Doesn’t it seem like we exist to fund these bureaucrats? The passengers who exist for the sake of the ship?

Steve in SC
May 31, 2012 1:21 pm

Pull My Finger says:
May 31, 2012 at 10:57 am
Thank God. This is the first and likely the last time I will agree with Henry Waxman.

I am totally there with you Pull.
There is not a single thing that the UN has ever done that has been done competently.
Just like the League of Nations before it, it is a toothless bureaucracy that is utterly corrupt.
We don’t need to flush another penny their way.

May 31, 2012 1:37 pm

Plus let’s not forget that the UN sees Broadband Development and Climate Change to be intimately related.
http://www.broadbandcommission.org/work/working-groups/climate-change.aspx

May 31, 2012 1:38 pm

It’s not over.
It never is.
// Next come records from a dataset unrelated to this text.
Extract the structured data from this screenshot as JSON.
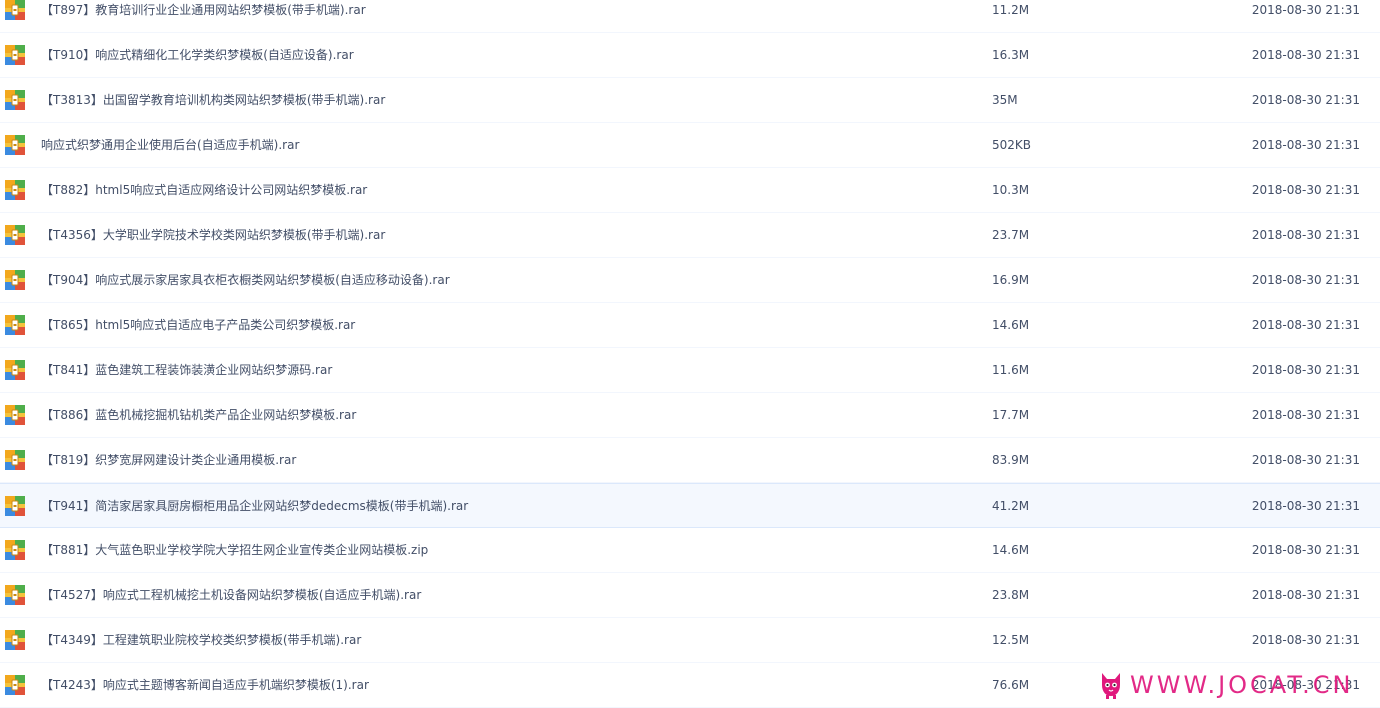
{
  "files": [
    {
      "name": "【T897】教育培训行业企业通用网站织梦模板(带手机端).rar",
      "size": "11.2M",
      "date": "2018-08-30 21:31"
    },
    {
      "name": "【T910】响应式精细化工化学类织梦模板(自适应设备).rar",
      "size": "16.3M",
      "date": "2018-08-30 21:31"
    },
    {
      "name": "【T3813】出国留学教育培训机构类网站织梦模板(带手机端).rar",
      "size": "35M",
      "date": "2018-08-30 21:31"
    },
    {
      "name": "响应式织梦通用企业使用后台(自适应手机端).rar",
      "size": "502KB",
      "date": "2018-08-30 21:31"
    },
    {
      "name": "【T882】html5响应式自适应网络设计公司网站织梦模板.rar",
      "size": "10.3M",
      "date": "2018-08-30 21:31"
    },
    {
      "name": "【T4356】大学职业学院技术学校类网站织梦模板(带手机端).rar",
      "size": "23.7M",
      "date": "2018-08-30 21:31"
    },
    {
      "name": "【T904】响应式展示家居家具衣柜衣橱类网站织梦模板(自适应移动设备).rar",
      "size": "16.9M",
      "date": "2018-08-30 21:31"
    },
    {
      "name": "【T865】html5响应式自适应电子产品类公司织梦模板.rar",
      "size": "14.6M",
      "date": "2018-08-30 21:31"
    },
    {
      "name": "【T841】蓝色建筑工程装饰装潢企业网站织梦源码.rar",
      "size": "11.6M",
      "date": "2018-08-30 21:31"
    },
    {
      "name": "【T886】蓝色机械挖掘机钻机类产品企业网站织梦模板.rar",
      "size": "17.7M",
      "date": "2018-08-30 21:31"
    },
    {
      "name": "【T819】织梦宽屏网建设计类企业通用模板.rar",
      "size": "83.9M",
      "date": "2018-08-30 21:31"
    },
    {
      "name": "【T941】简洁家居家具厨房橱柜用品企业网站织梦dedecms模板(带手机端).rar",
      "size": "41.2M",
      "date": "2018-08-30 21:31"
    },
    {
      "name": "【T881】大气蓝色职业学校学院大学招生网企业宣传类企业网站模板.zip",
      "size": "14.6M",
      "date": "2018-08-30 21:31"
    },
    {
      "name": "【T4527】响应式工程机械挖土机设备网站织梦模板(自适应手机端).rar",
      "size": "23.8M",
      "date": "2018-08-30 21:31"
    },
    {
      "name": "【T4349】工程建筑职业院校学校类织梦模板(带手机端).rar",
      "size": "12.5M",
      "date": "2018-08-30 21:31"
    },
    {
      "name": "【T4243】响应式主题博客新闻自适应手机端织梦模板(1).rar",
      "size": "76.6M",
      "date": "2018-08-30 21:31"
    }
  ],
  "hovered_row": 11,
  "watermark": {
    "text": "WWW.JOCAT.CN",
    "color": "#e0197d"
  },
  "icon": {
    "name": "archive-icon",
    "colors": [
      "#f2a81d",
      "#4fae4b",
      "#e0533a",
      "#3b8be0"
    ]
  }
}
Anytime these receptacles of human filth loose a battle, you can rest assured if will come back up in a few of years. This goes on and on until it passes. Eventually, they get their way. It’s their guiding principle. Until these criminals (IMO) are imprisoned, they will not stop.

Math Genius
May 31, 2012 1:44 pm

Is there any information about some congressmen who argued are IN FAVOR of ITU’s plan? Don’t tell me 535 people are in complete agreement.

Obie
May 31, 2012 1:52 pm

It is long past the time for the UN to be kicked out of the US of A. The ideals that were put forth at its inception have long been sunk into the muck of graft, corruption and empire building that seems to be the preoccupation of so many of the current crop of delegates.

hum
May 31, 2012 2:02 pm

Ian H I might agree with you about some of the court rulings, but as to the naming jurisdiction, if you don’t like it start your own internet.

May 31, 2012 2:02 pm

Bob Diaz says:
May 31, 2012 at 11:50 am
This is the first bit of proof of intelligent life in Washington DC.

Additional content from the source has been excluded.